-->

PMII Bangkalan: Pasar Murah untuk Rakyat, Bukan Etalase Birokrasi

Bangkalan - Program Gerakan Pangan Murah yang digelar Pemerintah Kabupaten Bangkalan pada Jumat, 27 Februari 2026, di depan Pendopo Agung, menuai sorotan. Bukan soal harga bahan pokok yang dipersoalkan, melainkan instruksi kehadiran aparatur sipil negara (ASN) yang dinilai janggal.

Surat imbauan yang meminta kepala organisasi perangkat daerah, staf ahli, direksi BUMD, hingga jajaran ASN hadir bersama keluarga memantik tanda tanya. Sejumlah pihak menilai langkah itu mengindikasikan kekhawatiran acara bakal sepi pengunjung.

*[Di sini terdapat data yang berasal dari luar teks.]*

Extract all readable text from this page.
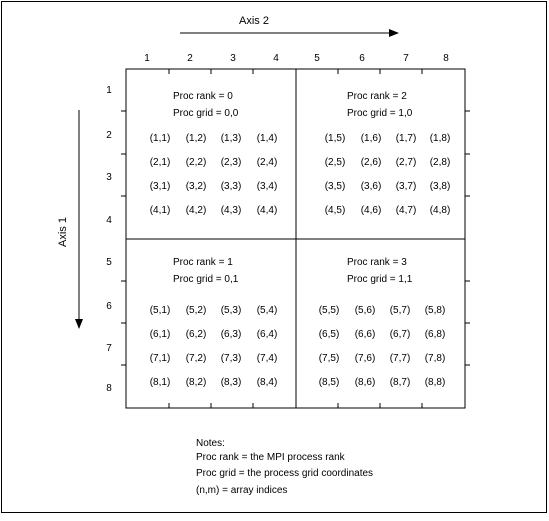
Axis 2
Axis 1
1	2	3	4	5	6	7	8
1
2
3
4
5
6
7
8
Proc rank = 0
Proc grid = 0,0
(1,1) (1,2) (1,3) (1,4)
(2,1) (2,2) (2,3) (2,4)
(3,1) (3,2) (3,3) (3,4)
(4,1) (4,2) (4,3) (4,4)
Proc rank = 2
Proc grid = 1,0
(1,5) (1,6) (1,7) (1,8)
(2,5) (2,6) (2,7) (2,8)
(3,5) (3,6) (3,7) (3,8)
(4,5) (4,6) (4,7) (4,8)
Proc rank = 1
Proc grid = 0,1
(5,1) (5,2) (5,3) (5,4)
(6,1) (6,2) (6,3) (6,4)
(7,1) (7,2) (7,3) (7,4)
(8,1) (8,2) (8,3) (8,4)
Proc rank = 3
Proc grid = 1,1
(5,5) (5,6) (5,7) (5,8)
(6,5) (6,6) (6,7) (6,8)
(7,5) (7,6) (7,7) (7,8)
(8,5) (8,6) (8,7) (8,8)
Notes:
Proc rank = the MPI process rank
Proc grid = the process grid coordinates
(n,m) = array indices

Pergerakan Mahasiswa Islam Indonesia (PMII) Bangkalan menilai mobilisasi birokrasi tersebut berpotensi mengaburkan substansi kebijakan. Ketua II PMII Bangkalan, Muhamad As’ad, menyebut pasar murah semestinya berangkat dari kebutuhan riil masyarakat, bukan ditopang kehadiran aparatur negara.

“Pasar murah itu instrumen menjaga daya beli rakyat. Bukan panggung seremonial yang harus dipenuhi ASN,” kata As’ad, Kamis, 26 Februari 2026.

Menurut dia, partisipasi publik seharusnya tumbuh secara alami. Jika harga memang lebih rendah dari pasar dan barang tersedia, masyarakat akan datang tanpa perlu diarahkan.

“Kalau selisih harga signifikan dan benar-benar dibutuhkan, tanpa ASN pun warga pasti datang,” ujarnya.

As’ad menekankan, ukuran keberhasilan pasar murah tidak terletak pada ramainya barisan pejabat, melainkan pada manfaat konkret yang dirasakan masyarakat kecil. Fokus kebijakan, kata dia, seharusnya tertuju pada stabilitas harga dan ketepatan distribusi.

“Yang diuji itu harga dan ketersediaan barang, bukan kemampuan mengumpulkan birokrasi,” kata dia.

Ia mengingatkan agar pasar murah tidak bergeser menjadi ajang pencitraan. “Rakyat butuh harga terjangkau, bukan sekadar keramaian,” pungkasnya.